Menurut dia, fenomena tersebut akan memengaruhi kondisi pasang maksimum air laut sehingga dapat mengganggu aktivitas transportasi di sekitar pelabuhan dan pesisir, aktivitas petani garam, perikanan darat, serta kegiatan bongkar muat di pelabuhan.

Terkait dengan hal itu, dia mengimbau warga pesisir selatan Kabupaten Cilacap untuk selalu waspada dan siaga untuk mengantisipasi dampak dari pasang maksimum air laut yang berbarengan dengan fenomena supermoon.

"Apalagi hingga saat sekarang gelombang tinggi masih berpotensi di wilayah perairan selatan Cilacap hingga Yogyakarta dan Samudra Hindia. Dalam hal ini, tinggi gelombang maksimum dapat mencapai empat meter," katanya pada Antaranews (18/1).

Rendi mengatakan pasang maksimum air laut pada 19 Januari diperkirakan tingginya mencapai 1,9 meter pada pukul 19.00 WIB, tanggal 20 Januari hingga dua meter pada pukul 20.00 WIB, dan tanggal 24 Januari mencapai dua meter pada pukul 22.00-23.00 WIB, dan seterusnya berangsur turun.

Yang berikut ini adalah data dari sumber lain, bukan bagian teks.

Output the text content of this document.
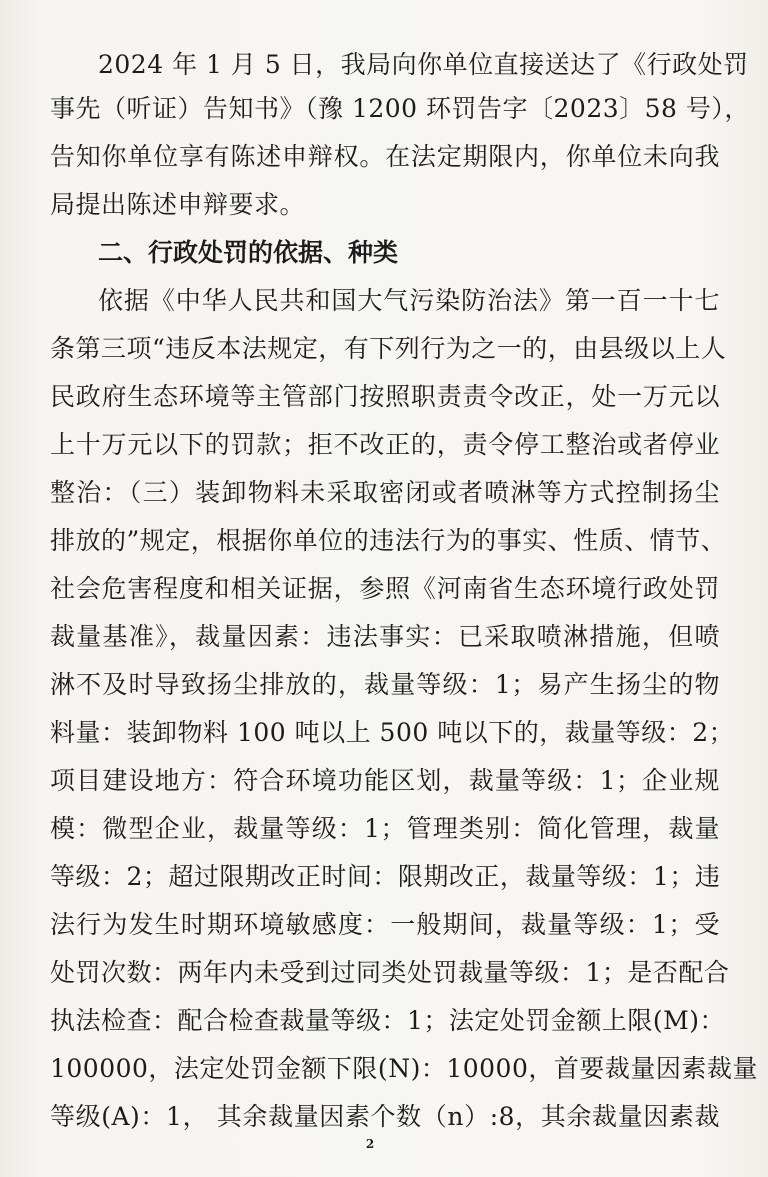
2024 年 1 月 5 日，我局向你单位直接送达了《行政处罚
事先（听证）告知书》（豫 1200 环罚告字〔2023〕58 号），
告知你单位享有陈述申辩权。在法定期限内，你单位未向我
局提出陈述申辩要求。
二、行政处罚的依据、种类
依据《中华人民共和国大气污染防治法》第一百一十七
条第三项“违反本法规定，有下列行为之一的，由县级以上人
民政府生态环境等主管部门按照职责责令改正，处一万元以
上十万元以下的罚款；拒不改正的，责令停工整治或者停业
整治：（三）装卸物料未采取密闭或者喷淋等方式控制扬尘
排放的”规定，根据你单位的违法行为的事实、性质、情节、
社会危害程度和相关证据，参照《河南省生态环境行政处罚
裁量基准》，裁量因素：违法事实：已采取喷淋措施，但喷
淋不及时导致扬尘排放的，裁量等级：1；易产生扬尘的物
料量：装卸物料 100 吨以上 500 吨以下的，裁量等级：2；
项目建设地方：符合环境功能区划，裁量等级：1；企业规
模：微型企业，裁量等级：1；管理类别：简化管理，裁量
等级：2；超过限期改正时间：限期改正，裁量等级：1；违
法行为发生时期环境敏感度：一般期间，裁量等级：1；受
处罚次数：两年内未受到过同类处罚裁量等级：1；是否配合
执法检查：配合检查裁量等级：1；法定处罚金额上限(M)：
100000，法定处罚金额下限(N)：10000，首要裁量因素裁量
等级(A)：1， 其余裁量因素个数（n）:8，其余裁量因素裁
2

"Jadi dengan adanya pasang maksimum yang dipengaruhi fenomena supermoon, ketinggian gelombang berpotensi lebih tinggi dari normalnya karena gelombang tinggi masih berpeluang terjadi. Dengan demikian, warga di pesisir selatan Cilacap diimbau untuk terus waspada," jelas Rendi.

BMKG juga mengimbau masyarakat yang sedang menikmati keindahan pantai agar awas terhadap bahaya rip current, arus kuat yang bergerak ke arah tengah laut/samudra menjauh dari pantai, sehingga dapat menyapu perenang terkuat sekalipun.

Rip/back current terjadi karena adanya pertemuan ombak yang sejajar dengan garis pantai sehingga menyebabkan munculnya arus balik dengan kecepatan tinggi hingga lebih 2 meter per detik, tergantung kondisi gelombang, pasang surut, dan bentuk pantai.

Selain itu, masyarakat diminta untuk selalu memantau perkembangan cuaca melalui situs resmi BMKG atau situs maritim BMKG, media sosial BMKG, dan aplikasi BMKG yang dapat diunduh di Apple Store atau Google Play Store, atau dapat langsung menghubungi kantor BMKG terdekat.